Принятие буддийской картины мира, признание Японии прежде всего буддийской страной вело к решительному переосмыслению истории. Теперь она делится на два главных этапа: до принятия буддизма и после него. При этом добуддийские времена предстают как нецивилизованные и дикие. В «Сясэкисю» безжалостно утверждается: «… будды и бодхисаттвы в западной стороне, в Индии, являли свои образы соразмерно склонностям тогдашнего, лучшего века, переправляли тамошних жителей на берег спасения. Наша страна – окраинная земля, подобная рассыпанным зернышкам [проса]. Грубые и дикие ее жители не знали связи причин и последствий…» [247] Поэтому историческая роль Японии представляется как пассивная – быть объектом прозелитской деятельности. Согласно «Хэйкэ моногатари», дух знаменитого проповедника Кукая сообщает, что он, Кукай, воспринял святое учение от самого бодхисаттвы Фугэна и принес беспримерный обет – отправиться «сюда, на край света, в эту страну, подобную рассыпанным зернам проса. День и ночь пекусь я о всех смертных, выполняя заветы бодхисаттвы Фугэна» [248] . Тот же мотив повторяется и в «Кондзяку моногатари» (первая половина XII в., история XI-1). В уста принцу Сётоку-тайси (574–622), считавшемуся родоначальником буддизма в Японии, влагаются такие слова: я родился принцем в маленькой стране, и мое предназначение состоит в том, чтобы проповедовать Закон Будды там, где его нет.
247
Сясэкисю (в серии «Нихон котэн бунгаку тайкэй»). Токио: Иванами, 1969. С. 64. Вышеприведенная цитата дается в переводе Н. Н. Трубниковой. См. ее публикацию в «Собрании песка и камней („Сясэкисю:“) Мудзю: Итиэн»//Вопросы философии. 2012. № 8. С. 98.
248
Повесть о доме Тайра / Перевод И. Львовой. М.: Художественная литература, 1982. С. 474.
В связи с таким пониманием хода истории государственные деятели начинают оцениваться преимущественно по тому вкладу, который они внесли в распространение буддизма. Знаменитый проповедник амидаизма Синран (1173–1262) в своей напыщенной похвале принцу Сётоку-тайси говорит о нем в первую очередь как о человеке, передавшем светильник веры на Восток, и уже во вторую очередь как о государственном деятеле [249] .

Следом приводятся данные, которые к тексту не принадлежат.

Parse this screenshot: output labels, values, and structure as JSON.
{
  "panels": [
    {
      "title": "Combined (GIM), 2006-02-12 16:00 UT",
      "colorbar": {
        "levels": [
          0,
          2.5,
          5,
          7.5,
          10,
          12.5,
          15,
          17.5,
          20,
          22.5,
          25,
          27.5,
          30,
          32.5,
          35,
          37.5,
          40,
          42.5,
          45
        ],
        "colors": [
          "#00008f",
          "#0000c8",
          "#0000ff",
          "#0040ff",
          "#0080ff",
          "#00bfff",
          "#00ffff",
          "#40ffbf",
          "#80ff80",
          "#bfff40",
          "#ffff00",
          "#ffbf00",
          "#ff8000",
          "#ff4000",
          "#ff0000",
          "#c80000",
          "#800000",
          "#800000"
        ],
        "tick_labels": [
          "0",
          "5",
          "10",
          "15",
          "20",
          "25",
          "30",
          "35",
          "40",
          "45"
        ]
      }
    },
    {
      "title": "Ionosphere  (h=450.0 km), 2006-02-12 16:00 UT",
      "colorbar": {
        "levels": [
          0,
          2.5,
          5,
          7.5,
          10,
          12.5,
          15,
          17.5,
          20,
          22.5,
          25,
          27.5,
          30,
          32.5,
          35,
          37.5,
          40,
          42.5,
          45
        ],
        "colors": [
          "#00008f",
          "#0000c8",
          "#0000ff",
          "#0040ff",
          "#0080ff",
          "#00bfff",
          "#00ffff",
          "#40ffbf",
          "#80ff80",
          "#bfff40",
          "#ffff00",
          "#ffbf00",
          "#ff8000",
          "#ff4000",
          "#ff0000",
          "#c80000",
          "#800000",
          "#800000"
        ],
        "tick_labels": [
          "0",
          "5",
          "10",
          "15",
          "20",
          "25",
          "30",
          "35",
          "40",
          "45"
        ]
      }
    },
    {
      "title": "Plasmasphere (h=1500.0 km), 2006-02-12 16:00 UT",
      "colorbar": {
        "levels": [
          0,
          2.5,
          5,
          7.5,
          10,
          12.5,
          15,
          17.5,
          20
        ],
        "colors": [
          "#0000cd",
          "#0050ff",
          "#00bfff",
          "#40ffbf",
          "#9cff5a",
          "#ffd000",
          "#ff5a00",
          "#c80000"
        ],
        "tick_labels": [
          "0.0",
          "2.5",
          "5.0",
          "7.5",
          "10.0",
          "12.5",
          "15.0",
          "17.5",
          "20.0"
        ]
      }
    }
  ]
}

Средневековые тексты очень часто определяют территорию Японии, как зернышки проса, разбросанные в море, на окраине мира (дзокусан коку; варианты: хэнти дзокусан, дзокусан хэндо). В предыдущий период Япония описывалась как «большая страна восьми островов» и ее острова не трактовались как уничижительная характеристика, теперь же японские острова воспринимаются совсем иным образом.
249
Котайси Сётоку хосан. ТСД 83. № 2653.
Удаленная и крошечная Япония противопоставляется «большим странам» – Индии и Китаю, которые расположены ближе к Сумеру, а потому обладают и более благодатным климатом, и лучшими условиями для проживания. Что до проживания в далекой Японии, то оно связано с особыми сложностями. Таким образом, судьба Японии представляется в силу ее географического положения незавидной. Так было как до принятия буддизма, так и после него.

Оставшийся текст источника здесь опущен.